An example checkpoint file structure is shown below:

Text Only
tmp/colbertv2.0/
├── artifact.metadata
├── tokenizer.json
├── special_tokens_map.json
├── config.json
├── tokenizer_config.json
├── vocab.txt
└── pytorch_model.bin
Parameter Options Note
_target_ gfmrag.kg_construction.entity_linking_model.ColbertELModel The class name of Colbert EL model
checkpoint_path None The path to the checkpoint file.
root None The root directory of the model.
doc_index_name None The name of the document index.
phrase_index_name None The name of the phrase index.
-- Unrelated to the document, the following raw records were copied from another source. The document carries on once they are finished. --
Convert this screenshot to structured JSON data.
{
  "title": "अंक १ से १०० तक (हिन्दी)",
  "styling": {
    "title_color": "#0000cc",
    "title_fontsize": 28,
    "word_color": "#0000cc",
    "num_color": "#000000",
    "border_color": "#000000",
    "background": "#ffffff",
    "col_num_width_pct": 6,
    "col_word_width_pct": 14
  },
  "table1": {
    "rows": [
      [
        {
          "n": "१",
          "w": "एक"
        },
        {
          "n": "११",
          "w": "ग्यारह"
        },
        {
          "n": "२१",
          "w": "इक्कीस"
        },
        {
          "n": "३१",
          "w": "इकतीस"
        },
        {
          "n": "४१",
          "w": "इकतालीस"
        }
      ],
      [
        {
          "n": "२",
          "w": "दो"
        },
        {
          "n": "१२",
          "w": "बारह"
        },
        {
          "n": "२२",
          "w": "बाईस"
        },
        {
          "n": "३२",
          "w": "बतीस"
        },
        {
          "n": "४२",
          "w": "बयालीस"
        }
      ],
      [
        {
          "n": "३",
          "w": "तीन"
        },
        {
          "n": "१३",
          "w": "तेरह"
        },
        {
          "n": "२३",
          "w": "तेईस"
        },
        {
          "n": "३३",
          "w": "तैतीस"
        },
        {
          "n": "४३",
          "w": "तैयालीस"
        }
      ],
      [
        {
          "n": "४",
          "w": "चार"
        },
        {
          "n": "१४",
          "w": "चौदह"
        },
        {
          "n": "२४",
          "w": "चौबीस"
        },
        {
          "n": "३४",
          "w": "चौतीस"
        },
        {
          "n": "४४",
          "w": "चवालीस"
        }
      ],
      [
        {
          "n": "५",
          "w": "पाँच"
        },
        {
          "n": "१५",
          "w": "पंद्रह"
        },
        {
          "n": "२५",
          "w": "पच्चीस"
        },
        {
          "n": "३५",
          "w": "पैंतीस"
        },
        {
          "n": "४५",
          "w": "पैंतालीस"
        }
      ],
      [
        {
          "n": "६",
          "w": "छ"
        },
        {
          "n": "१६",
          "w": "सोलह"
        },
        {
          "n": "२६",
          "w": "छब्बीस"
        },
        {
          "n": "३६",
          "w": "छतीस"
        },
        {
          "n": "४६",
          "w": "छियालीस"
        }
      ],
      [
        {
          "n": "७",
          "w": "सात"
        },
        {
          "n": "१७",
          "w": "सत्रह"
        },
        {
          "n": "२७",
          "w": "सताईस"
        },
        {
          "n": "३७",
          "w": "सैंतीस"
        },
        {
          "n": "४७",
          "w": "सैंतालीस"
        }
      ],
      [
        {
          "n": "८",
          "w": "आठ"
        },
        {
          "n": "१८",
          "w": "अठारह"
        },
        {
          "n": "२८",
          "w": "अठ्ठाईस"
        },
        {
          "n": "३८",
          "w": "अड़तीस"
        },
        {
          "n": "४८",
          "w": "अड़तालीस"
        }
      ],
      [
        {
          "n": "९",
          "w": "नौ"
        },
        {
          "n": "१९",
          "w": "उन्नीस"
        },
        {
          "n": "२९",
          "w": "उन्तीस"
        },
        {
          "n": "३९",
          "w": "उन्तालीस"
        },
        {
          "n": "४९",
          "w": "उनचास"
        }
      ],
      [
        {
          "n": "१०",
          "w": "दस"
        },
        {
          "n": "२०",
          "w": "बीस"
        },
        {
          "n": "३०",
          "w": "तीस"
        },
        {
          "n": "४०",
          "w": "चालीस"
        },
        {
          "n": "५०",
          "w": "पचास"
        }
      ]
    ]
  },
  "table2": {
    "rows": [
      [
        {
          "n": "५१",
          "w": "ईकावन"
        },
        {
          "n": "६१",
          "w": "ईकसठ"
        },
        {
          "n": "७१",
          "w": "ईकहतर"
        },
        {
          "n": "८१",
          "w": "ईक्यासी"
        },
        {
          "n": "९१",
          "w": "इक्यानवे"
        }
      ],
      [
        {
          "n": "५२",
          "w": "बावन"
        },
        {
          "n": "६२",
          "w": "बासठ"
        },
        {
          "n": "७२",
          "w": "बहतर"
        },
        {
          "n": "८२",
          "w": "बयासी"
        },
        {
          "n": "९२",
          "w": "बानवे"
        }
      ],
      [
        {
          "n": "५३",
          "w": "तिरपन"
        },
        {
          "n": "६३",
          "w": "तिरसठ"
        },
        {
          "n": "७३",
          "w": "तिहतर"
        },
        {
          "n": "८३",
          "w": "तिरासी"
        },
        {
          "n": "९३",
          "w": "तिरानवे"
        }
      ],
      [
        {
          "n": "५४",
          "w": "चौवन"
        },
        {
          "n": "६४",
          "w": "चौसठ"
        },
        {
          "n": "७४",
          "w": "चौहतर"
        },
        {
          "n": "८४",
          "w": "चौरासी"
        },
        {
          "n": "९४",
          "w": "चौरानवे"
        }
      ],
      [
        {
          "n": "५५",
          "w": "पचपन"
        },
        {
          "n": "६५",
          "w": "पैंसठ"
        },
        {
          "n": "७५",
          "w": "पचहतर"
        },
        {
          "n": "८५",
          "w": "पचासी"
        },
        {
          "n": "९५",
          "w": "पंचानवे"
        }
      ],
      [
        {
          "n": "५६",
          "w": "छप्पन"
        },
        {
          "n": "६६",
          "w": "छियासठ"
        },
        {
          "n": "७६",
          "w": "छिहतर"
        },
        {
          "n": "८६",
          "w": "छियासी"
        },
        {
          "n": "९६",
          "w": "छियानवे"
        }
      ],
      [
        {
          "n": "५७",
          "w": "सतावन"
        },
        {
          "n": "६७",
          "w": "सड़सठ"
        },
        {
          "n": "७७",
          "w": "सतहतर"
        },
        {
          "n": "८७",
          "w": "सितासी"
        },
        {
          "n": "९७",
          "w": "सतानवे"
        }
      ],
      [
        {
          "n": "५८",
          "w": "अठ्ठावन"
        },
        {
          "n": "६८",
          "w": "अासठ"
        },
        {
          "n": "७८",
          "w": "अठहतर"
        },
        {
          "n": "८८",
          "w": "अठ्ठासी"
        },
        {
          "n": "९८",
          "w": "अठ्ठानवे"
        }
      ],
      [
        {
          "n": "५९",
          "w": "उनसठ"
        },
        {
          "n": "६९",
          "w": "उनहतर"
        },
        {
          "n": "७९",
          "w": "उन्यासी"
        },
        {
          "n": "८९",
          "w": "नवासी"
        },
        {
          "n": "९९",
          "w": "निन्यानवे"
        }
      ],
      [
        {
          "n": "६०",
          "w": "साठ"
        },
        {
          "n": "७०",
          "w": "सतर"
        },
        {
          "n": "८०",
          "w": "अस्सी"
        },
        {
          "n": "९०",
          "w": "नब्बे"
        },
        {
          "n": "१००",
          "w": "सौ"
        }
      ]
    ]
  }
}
Please refer to ColbertELModel for details on the other parameters.

Dense Pre-train Text Embedding Model Configuration

This configuration supports most of the dense pre-train text embedding models of SentenceTransformer. An example of a dense pre-train text embedding model configuration file is shown below:

DPR EL Model

gfmrag/workflow/config/el_model/dpr_el_model.yaml
_target_: gfmrag.kg_construction.entity_linking_model.DPRELModel
model_name: BAAI/bge-large-en-v1.5
root: tmp
use_cache: True
normalize: True
query_instruct: null
passage_instruct: null
model_kwargs: null
Parameter Options Note
_target_ gfmrag.kg_construction.entity_linking_model.DPRELModel The class name of Dense Pre-train Text Embedding model
model_name None The name of the dense pre-train text embedding model.
root None The root directory of the model.
use_cache True, False Whether to use cache.
normalize True, False Whether to normalize the embeddings.
query_instruct None The instruction for the query.
passage_instruct None The instruction for the passage.
model_kwargs None The additional model arguments.

Please refer to DPR EL Model for details on the other parameters.

Nvidia Embedding Model Configuration

This configuration supports most of the Nvidia embedding models. An example of a Nvidia embedding model configuration file is shown below:

nvidia/NV-Embed-v2

gfmrag/workflow/config/el_model/nv_embed_v2.yaml
_target_: gfmrag.kg_construction.entity_linking_model.NVEmbedV2ELModel
model_name: nvidia/NV-Embed-v2
root: tmp
use_cache: True
normalize: True
query_instruct: "Instruct: Given a entity, retrieve entities that are semantically equivalent to the given entity\nQuery: "
passage_instruct: null
model_kwargs:
  torch_dtype: bfloat16
Parameter Options Note
_target_ gfmrag.kg_construction.entity_linking_model.NVEmbedV2ELModel The class name of Nvidia Embedding model
model_name nvidia/NV-Embed-v2 The name of the Nvidia embedding model.
root None The root directory of the model.
use_cache True, False Whether to use cache.
normalize True, False Whether to normalize the embeddings.
query_instruct Instruct: Given a entity, retrieve entities that are semantically equivalent to the given entity\nQuery: The instruction for the query.
passage_instruct None The instruction for the passage.
model_kwargs {} The additional model arguments.

Please refer to NVEmbedV2 EL Model for details on the other parameters.